Le gouvernement du Québec a-t-il pensé emboîter le pas de la Nouvelle-Écosse en interdisant la vente de l’eau embouteillée dans les édifices gouvernementaux et faire plutôt la promotion des services publics d’eau?

Nous aimerions avoir des réponses à ces questions avant de nous prononcer.

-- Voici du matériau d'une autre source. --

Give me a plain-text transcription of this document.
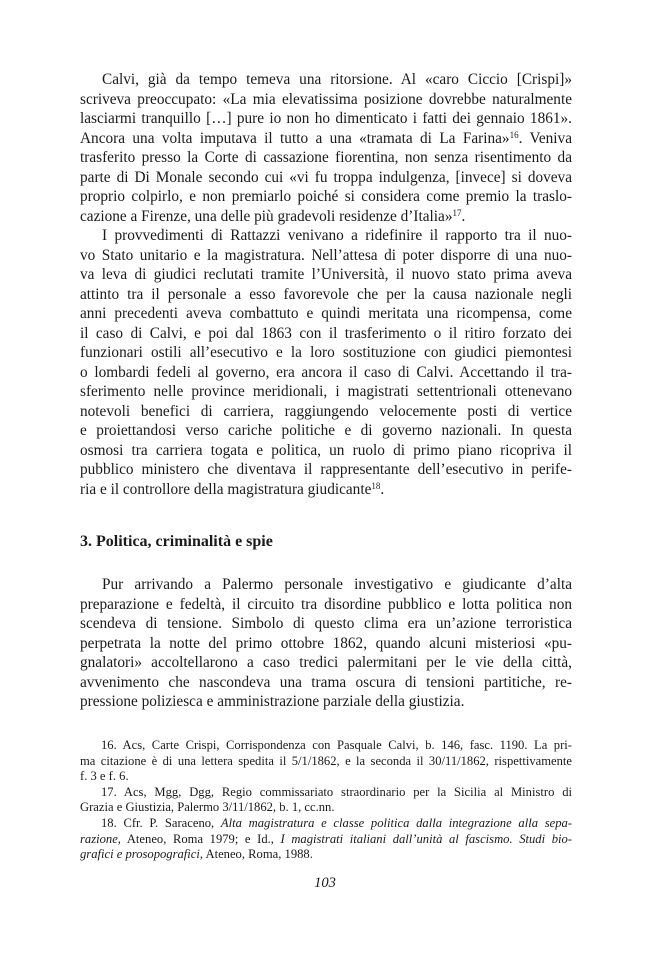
Calvi, già da tempo temeva una ritorsione. Al «caro Ciccio [Crispi]»
scriveva preoccupato: «La mia elevatissima posizione dovrebbe naturalmente
lasciarmi tranquillo […] pure io non ho dimenticato i fatti dei gennaio 1861».
Ancora una volta imputava il tutto a una «tramata di La Farina»$^{16}$. Veniva
trasferito presso la Corte di cassazione fiorentina, non senza risentimento da
parte di Di Monale secondo cui «vi fu troppa indulgenza, [invece] si doveva
proprio colpirlo, e non premiarlo poiché si considera come premio la traslo-
cazione a Firenze, una delle più gradevoli residenze d’Italia»$^{17}$.
I provvedimenti di Rattazzi venivano a ridefinire il rapporto tra il nuo-
vo Stato unitario e la magistratura. Nell’attesa di poter disporre di una nuo-
va leva di giudici reclutati tramite l’Università, il nuovo stato prima aveva
attinto tra il personale a esso favorevole che per la causa nazionale negli
anni precedenti aveva combattuto e quindi meritata una ricompensa, come
il caso di Calvi, e poi dal 1863 con il trasferimento o il ritiro forzato dei
funzionari ostili all’esecutivo e la loro sostituzione con giudici piemontesi
o lombardi fedeli al governo, era ancora il caso di Calvi. Accettando il tra-
sferimento nelle province meridionali, i magistrati settentrionali ottenevano
notevoli benefici di carriera, raggiungendo velocemente posti di vertice
e proiettandosi verso cariche politiche e di governo nazionali. In questa
osmosi tra carriera togata e politica, un ruolo di primo piano ricopriva il
pubblico ministero che diventava il rappresentante dell’esecutivo in perife-
ria e il controllore della magistratura giudicante$^{18}$.
3. Politica, criminalità e spie
Pur arrivando a Palermo personale investigativo e giudicante d’alta
preparazione e fedeltà, il circuito tra disordine pubblico e lotta politica non
scendeva di tensione. Simbolo di questo clima era un’azione terroristica
perpetrata la notte del primo ottobre 1862, quando alcuni misteriosi «pu-
gnalatori» accoltellarono a caso tredici palermitani per le vie della città,
avvenimento che nascondeva una trama oscura di tensioni partitiche, re-
pressione poliziesca e amministrazione parziale della giustizia.
16. Acs, Carte Crispi, Corrispondenza con Pasquale Calvi, b. 146, fasc. 1190. La pri-
ma citazione è di una lettera spedita il 5/1/1862, e la seconda il 30/11/1862, rispettivamente
f. 3 e f. 6.
17. Acs, Mgg, Dgg, Regio commissariato straordinario per la Sicilia al Ministro di
Grazia e Giustizia, Palermo 3/11/1862, b. 1, cc.nn.
18. Cfr. P. Saraceno, Alta magistratura e classe politica dalla integrazione alla sepa-
razione, Ateneo, Roma 1979; e Id., I magistrati italiani dall’unità al fascismo. Studi bio-
grafici e prosopografici, Ateneo, Roma, 1988.
103
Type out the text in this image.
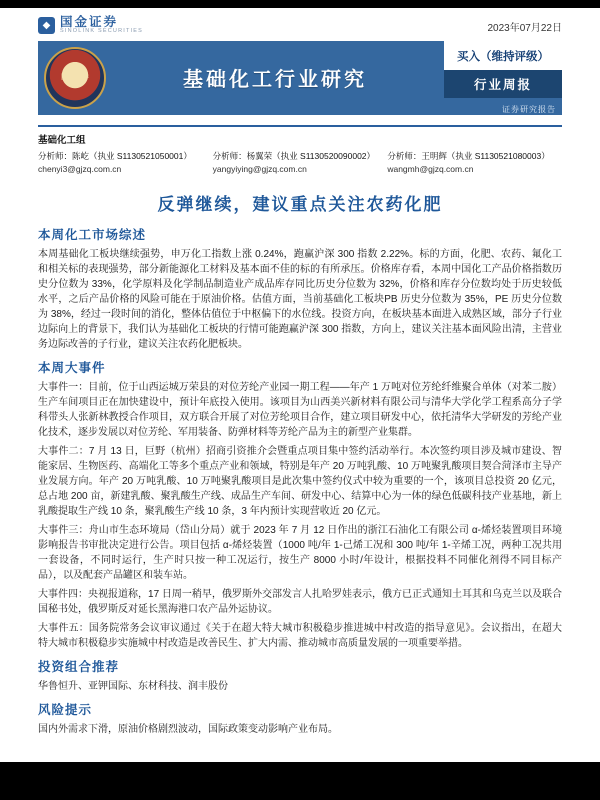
◆ 国金证券
SINOLINK SECURITIES	2023年07月22日
国金证券	基础化工行业研究
买入（维持评级）
行业周报
证券研究报告
基础化工组
分析师：陈屹（执业 S1130521050001）
chenyi3@gjzq.com.cn
分析师：杨翼荣（执业 S1130520090002）
yangyiying@gjzq.com.cn
分析师：王明辉（执业 S1130521080003）
wangmh@gjzq.com.cn
反弹继续，建议重点关注农药化肥
本周化工市场综述

本周基础化工板块继续强势，申万化工指数上涨 0.24%，跑赢沪深 300 指数 2.22%。标的方面，化肥、农药、氟化工和相关标的表现强势，部分新能源化工材料及基本面不佳的标的有所承压。价格库存看，本周中国化工产品价格指数历史分位数为 33%，化学原料及化学制品制造业产成品库存同比历史分位数为 32%，价格和库存分位数均处于历史较低水平，之后产品价格的风险可能在于原油价格。估值方面，当前基础化工板块PB 历史分位数为 35%，PE 历史分位数为 38%，经过一段时间的消化，整体估值位于中枢偏下的水位线。投资方向，在板块基本面进入成熟区域，部分子行业边际向上的背景下，我们认为基础化工板块的行情可能跑赢沪深 300 指数，方向上，建议关注基本面风险出清，主营业务边际改善的子行业，建议关注农药化肥板块。

本周大事件

大事件一：目前，位于山西运城万荣县的对位芳纶产业园一期工程——年产 1 万吨对位芳纶纤维聚合单体（对苯二胺）生产车间项目正在加快建设中，预计年底投入使用。该项目为山西美兴新材料有限公司与清华大学化学工程系高分子学科带头人张新林教授合作项目，双方联合开展了对位芳纶项目合作，建立项目研发中心，依托清华大学研发的芳纶产业化技术，逐步发展以对位芳纶、军用装备、防弹材料等芳纶产品为主的新型产业集群。

大事件二：7 月 13 日，巨野（杭州）招商引资推介会暨重点项目集中签约活动举行。本次签约项目涉及城市建设、智能家居、生物医药、高端化工等多个重点产业和领域，特别是年产 20 万吨乳酸、10 万吨聚乳酸项目契合菏泽市主导产业发展方向。年产 20 万吨乳酸、10 万吨聚乳酸项目是此次集中签约仪式中较为重要的一个，该项目总投资 20 亿元，总占地 200 亩，新建乳酸、聚乳酸生产线、成品生产车间、研发中心、结算中心为一体的绿色低碳科技产业基地，新上乳酸提取生产线 10 条，聚乳酸生产线 10 条，3 年内预计实现营收近 20 亿元。

大事件三：舟山市生态环境局（岱山分局）就于 2023 年 7 月 12 日作出的浙江石油化工有限公司 α-烯烃装置项目环境影响报告书审批决定进行公告。项目包括 α-烯烃装置（1000 吨/年 1-己烯工况和 300 吨/年 1-辛烯工况，两种工况共用一套设备，不同时运行，生产时只按一种工况运行，按生产 8000 小时/年设计，根据投料不同催化剂得不同目标产品），以及配套产品罐区和装车站。

大事件四：央视报道称，17 日周一稍早，俄罗斯外交部发言人扎哈罗娃表示，俄方已正式通知土耳其和乌克兰以及联合国秘书处，俄罗斯反对延长黑海港口农产品外运协议。

大事件五：国务院常务会议审议通过《关于在超大特大城市积极稳步推进城中村改造的指导意见》。会议指出，在超大特大城市积极稳步实施城中村改造是改善民生、扩大内需、推动城市高质量发展的一项重要举措。

投资组合推荐

华鲁恒升、亚钾国际、东材科技、润丰股份

风险提示

国内外需求下滑，原油价格剧烈波动，国际政策变动影响产业布局。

Nous approuvons le fait que le projet de règlement ne touche ni les municipalités, ni les institutions, ni les puits individuels. L’état continuera ainsi à assurer l’accès à l’eau aux simples citoyens sans coûts additionnels. Nous sommes aussi d’accord pour qu’un coût soit transféré aux entreprises qui puisent actuellement l’eau gratuitement au Québec, principalement celles qui ne font que la mettre dans des bouteilles pour la revendre. Nous tenons à ce que ce montant tienne compte des coûts sociaux réels de l’application de la mesure et des coûts des études et des inspections nécessaires à la conservation, à la restauration et à la distribution à la population du Québec d’une eau de qualité en quantité suffisante pour les besoins des humains, de la faune et de la flore.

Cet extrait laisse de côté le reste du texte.